Sheriff: Publix gunman wanted ‘to kill people and children’
Timothy Wall, the Florida man who fatally shot a grandmother and her grandson inside a Publix supermarket, before turning the gun on himself, wanted to kill people and children, according to comments made on his Facebook account, according to Palm Beach County Sheriff Ric Bradshaw, and that makes him really mad.
At a Friday afternoon news conference, Sheriff Bradshaw said this tragedy could have been avoided if someone had stepped forward and notified police about his strange behavior.
“He’s on Facebook. He has said, ‘I want to kill people and children.’ He’s got friends. Obviously, they saw that,” said Bradshaw. “His ex-wife said he’s been acting strange. He thinks he is being followed. He’s paranoid. You think a damn soul told us about that? No!”
Investigators say 55-year-old Wall, with no previous criminal record, simply walked into the Publix supermarket on Thursday, and killed the nearly 2-year-old boy and his 69-year-old grandmother in the produce department.
Police Major Talal Masri revealed the timeline of events at the news conference based on store surveillance video saying it was 11:31 a.m. when the grandmother “left the cart in front of her as she’s walking looking at items.” At 11:34 a.m., Masri said, “He pulls out his gun, walks over from one behind one aisle to the next where the child was parked in his little shopping cart. He takes his gun, and he fires one round killing the child. The grandma instinctively jumped in and tried to stop him. She struggled with him and his gun jams. He was able to overpower, push her down to the ground. And he shoots her down while she’s on the ground.”
Right after that, Wall shot himself in the head.
Watch the PBSO new release from by CBS Miami below:
The names of the grandmother and her grandson won’t be released. Officials say their family invoked Marsy’s Law, which allows victims of crimes to block information that could be used to locate or harass them or their families from being made public.
Sheriff Bradshaw said, again, there is no known relationship between Wall and the victims.
Bradshaw said, “Obviously there’s a mental illness involved in this,” and “somebody knew about it. That bad things were going to happen with this guy.”
It’s the reason Florida’s ‘red flag law’ was enacted.
“We have the red flag law, where we can take the firearm once we find the people. So that’s how this could have been prevented. If somebody would have let us know who he is, we would have contacted him, see if he’s got a gun, get him into mental health, and you wouldn’t have two people dead. That’s how it’s supposed to work. And that’s how it can work if people will only get involved,” said Sheriff Bradshaw.

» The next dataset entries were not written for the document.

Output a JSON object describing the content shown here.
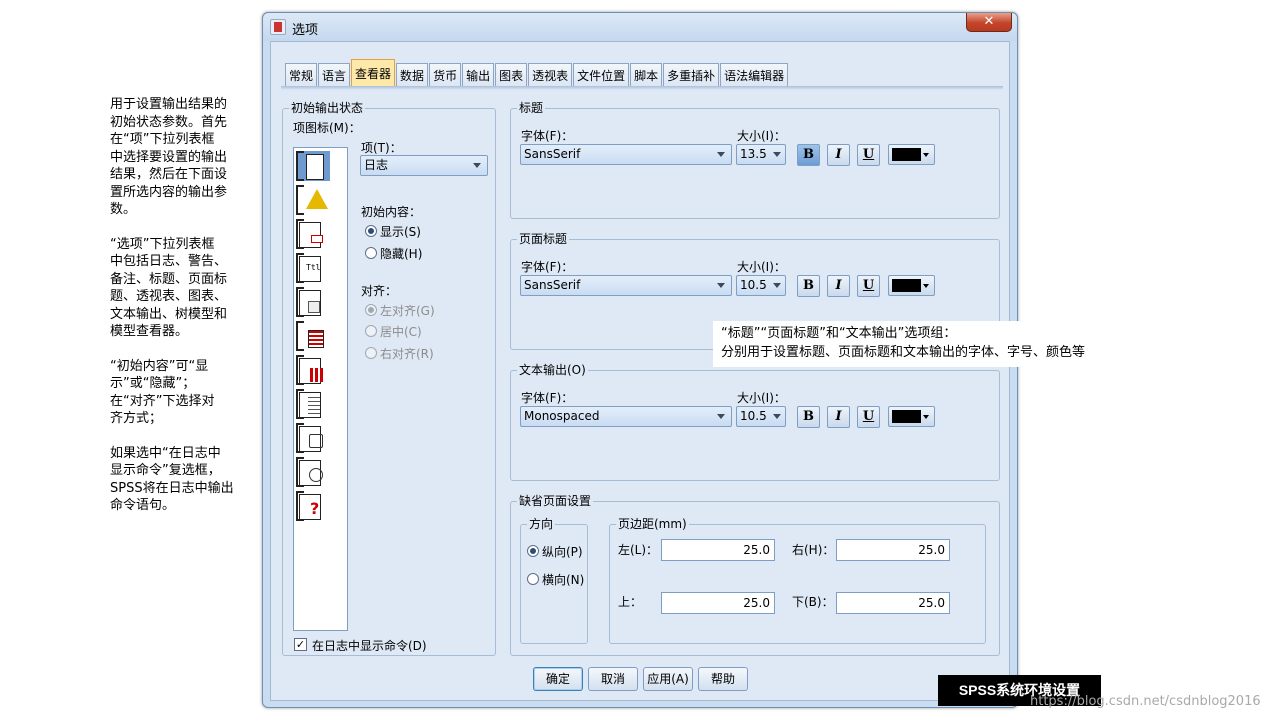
{
  "left_note": {
    "p1": "用于设置输出结果的\n初始状态参数。首先\n在“项”下拉列表框\n中选择要设置的输出\n结果，然后在下面设\n置所选内容的输出参\n数。",
    "p2": "“选项”下拉列表框\n中包括日志、警告、\n备注、标题、页面标\n题、透视表、图表、\n文本输出、树模型和\n模型查看器。",
    "p3": "“初始内容”可“显\n示”或“隐藏”；\n在“对齐”下选择对\n齐方式；",
    "p4": "如果选中“在日志中\n显示命令”复选框，\nSPSS将在日志中输出\n命令语句。"
  },
  "callout": {
    "line1": "“标题”“页面标题”和“文本输出”选项组：",
    "line2": "分别用于设置标题、页面标题和文本输出的字体、字号、颜色等"
  },
  "dialog": {
    "title": "选项",
    "close": "✕",
    "tabs": [
      "常规",
      "语言",
      "查看器",
      "数据",
      "货币",
      "输出",
      "图表",
      "透视表",
      "文件位置",
      "脚本",
      "多重插补",
      "语法编辑器"
    ],
    "active_tab": "查看器"
  },
  "initial_state": {
    "legend": "初始输出状态",
    "icon_label": "项图标(M)：",
    "item_label": "项(T)：",
    "item_value": "日志",
    "content_label": "初始内容：",
    "show": "显示(S)",
    "hide": "隐藏(H)",
    "align_label": "对齐：",
    "left": "左对齐(G)",
    "center": "居中(C)",
    "right": "右对齐(R)",
    "log_cmd": "在日志中显示命令(D)",
    "icons": [
      "log-icon",
      "warning-icon",
      "note-icon",
      "title-icon",
      "page-title-icon",
      "pivot-table-icon",
      "chart-icon",
      "text-output-icon",
      "tree-model-icon",
      "model-viewer-icon",
      "unknown-object-icon"
    ]
  },
  "title_group": {
    "legend": "标题",
    "font_label": "字体(F)：",
    "font": "SansSerif",
    "size_label": "大小(I)：",
    "size": "13.5",
    "bold": "B",
    "italic": "I",
    "underline": "U",
    "color": "#000000"
  },
  "page_title_group": {
    "legend": "页面标题",
    "font_label": "字体(F)：",
    "font": "SansSerif",
    "size_label": "大小(I)：",
    "size": "10.5",
    "bold": "B",
    "italic": "I",
    "underline": "U",
    "color": "#000000"
  },
  "text_output_group": {
    "legend": "文本输出(O)",
    "font_label": "字体(F)：",
    "font": "Monospaced",
    "size_label": "大小(I)：",
    "size": "10.5",
    "bold": "B",
    "italic": "I",
    "underline": "U",
    "color": "#000000"
  },
  "page_setup": {
    "legend": "缺省页面设置",
    "orientation_legend": "方向",
    "portrait": "纵向(P)",
    "landscape": "横向(N)",
    "margins_legend": "页边距(mm)",
    "left_label": "左(L)：",
    "left_value": "25.0",
    "right_label": "右(H)：",
    "right_value": "25.0",
    "top_label": "上：",
    "top_value": "25.0",
    "bottom_label": "下(B)：",
    "bottom_value": "25.0"
  },
  "buttons": {
    "ok": "确定",
    "cancel": "取消",
    "apply": "应用(A)",
    "help": "帮助"
  },
  "caption": "SPSS系统环境设置",
  "watermark": "https://blog.csdn.net/csdnblog2016"
}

The red flag law was enacted in response to the Feb. 14, 2018, shooting at Marjory Stoneman Douglas High School in Parkland. The purpose of the law is to disarm potentially dangerous individuals by empowering judges to order surrender of firearms from those with mental health issues.
Dr. Laura Streyffeler, a licensed mental health counselor, told WINK News situations when there is a lack of speaking up to prevent trauma happens often, and the answer is simple — fear. People fear they could be labeled a snitch or even fear they might become a victim too.
“Very often, that costs somebody their life,” Streyffeler said. “If something very terrible does happen, then, you’re dealing with the guilt of not having done something”
Streyffeler told us the guilt of knowing that stepping up could have prevented tragedy can sometimes be as traumatic as the tragedy itself.
“When people stay silent, they not only don’t help a victim or potential victim, they impower a perpetrator,” Streyffeler said.
According to state records, Wall and his ex-wife once owned a dry-cleaning business in the Publix shopping center. It is unclear when it closed.
Wall declared bankruptcy earlier this year after falling deeply into debt, federal court records show.
In his bankruptcy filing, Wall listed $6,000 in assets, including $9 in checking, $18 in savings, $4,100 in a stock trading account, $740 in bitcoin, and a $300 gun. He said he earned $24,000 last year as a laborer working through a temp agency and his mode of transportation was a $600 scooter.
Police found the red scooter in the parking lot.
Meanwhile, he had accumulated more than $215,000 in debts, most of it owed on the home his ex-wife now owns, the bankruptcy file shows. She divorced him in 2018 and he had signed over their house to her in 2019, Palm Beach County court records show.
“Somebody needs to get involved,” Sheriff Bradshaw said. “People need to get involved, and we need to wake up to this problem, so a whole bunch of people don’t get killed across this country.”
The deadly shooting remains under investigation.
Fort Myers Police Department told WINK News it has analysts and intel officers who monitor social media, but FMPD says sometimes things fall through the cracks.
WINK News also learned Friday the 1-year-old’s father works for a police department.